Darüber hinaus hatte sich das Gebäude mit Geometrie angesteckt, denn es sah aus wie ein riesiger Würfel oder Quader oder wie die Dinger heißen.
Aber all das waren nicht die eigentlichen Gründe, wieso ich nach Yeha gefahren war – wie ich einige Minuten später herausfinden sollte.

Ich umrundete einmal das Kirchenareal außerhalb der Wallmauer, um mir eine gute Weile die betörende Berglandschaft der umliegenden Gegend anzuschauen.
Und dort, unter dem Schatten eines hübschen Feigenbaumes wurde mir nämlich mit einem Mal bewusst, warum ich in diesem abgelegenen Dörflein gelandet war.

Abschied

Denn es war Zeit, Abschied zu nehmen von diesem Land.
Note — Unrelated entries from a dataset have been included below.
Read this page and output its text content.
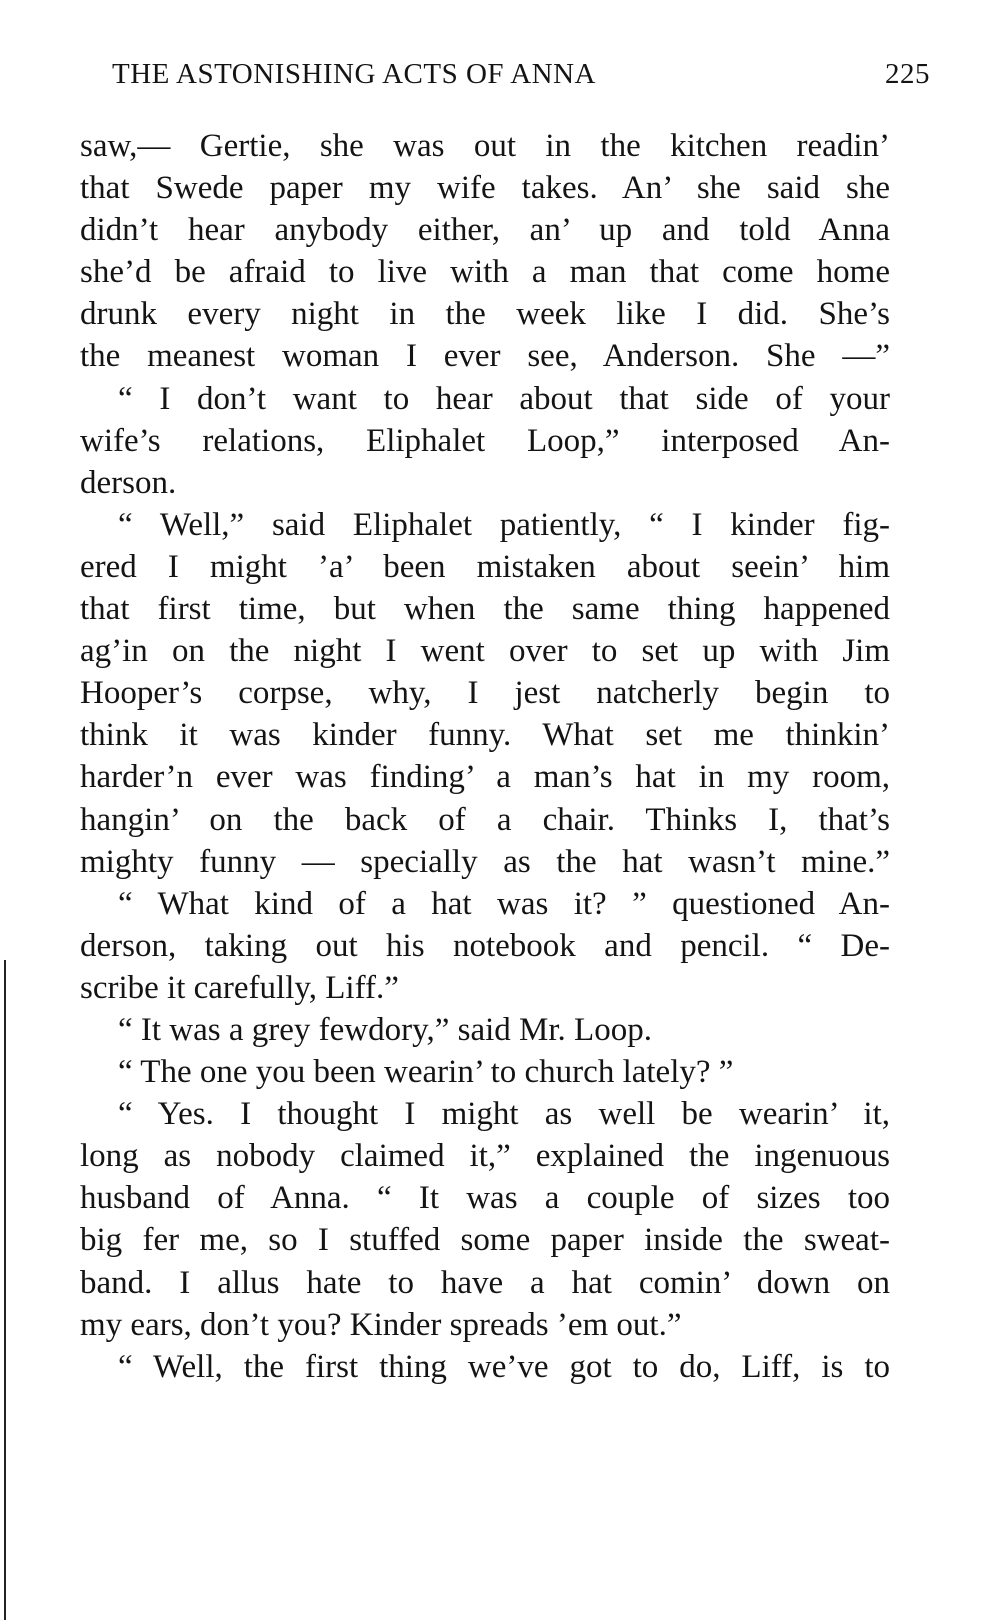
THE ASTONISHING ACTS OF ANNA	225
saw,— Gertie, she was out in the kitchen readin’
that Swede paper my wife takes. An’ she said she
didn’t hear anybody either, an’ up and told Anna
she’d be afraid to live with a man that come home
drunk every night in the week like I did. She’s
the meanest woman I ever see, Anderson. She —”
“ I don’t want to hear about that side of your
wife’s relations, Eliphalet Loop,” interposed An-
derson.
“ Well,” said Eliphalet patiently, “ I kinder fig-
ered I might ’a’ been mistaken about seein’ him
that first time, but when the same thing happened
ag’in on the night I went over to set up with Jim
Hooper’s corpse, why, I jest natcherly begin to
think it was kinder funny. What set me thinkin’
harder’n ever was finding’ a man’s hat in my room,
hangin’ on the back of a chair. Thinks I, that’s
mighty funny — specially as the hat wasn’t mine.”
“ What kind of a hat was it? ” questioned An-
derson, taking out his notebook and pencil. “ De-
scribe it carefully, Liff.”
“ It was a grey fewdory,” said Mr. Loop.
“ The one you been wearin’ to church lately? ”
“ Yes. I thought I might as well be wearin’ it,
long as nobody claimed it,” explained the ingenuous
husband of Anna. “ It was a couple of sizes too
big fer me, so I stuffed some paper inside the sweat-
band. I allus hate to have a hat comin’ down on
my ears, don’t you? Kinder spreads ’em out.”
“ Well, the first thing we’ve got to do, Liff, is to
Und am besten lässt sich das bewerkstelligen in der Ruhe und Abgeschiedenheit der Provinz – auf dem Land.
Vor mir lagen, ausgebreitet wie ein malerischer, grüner und brauner Teppich, weite Viehweiden und ein paar dieser goldigen Strohballen, die aussahen wie aus einer Sandkastenform gegossen und die ich so sehr lieb gewonnen hatte.

Kakteen, Eukalyptus- und Mangobäume hauchten dieser zauberhaften Szenerie den Atem des Lebens ein, die gekrönt wurde von einem stolzen Kranz aus emporstrebenden Berggipfeln.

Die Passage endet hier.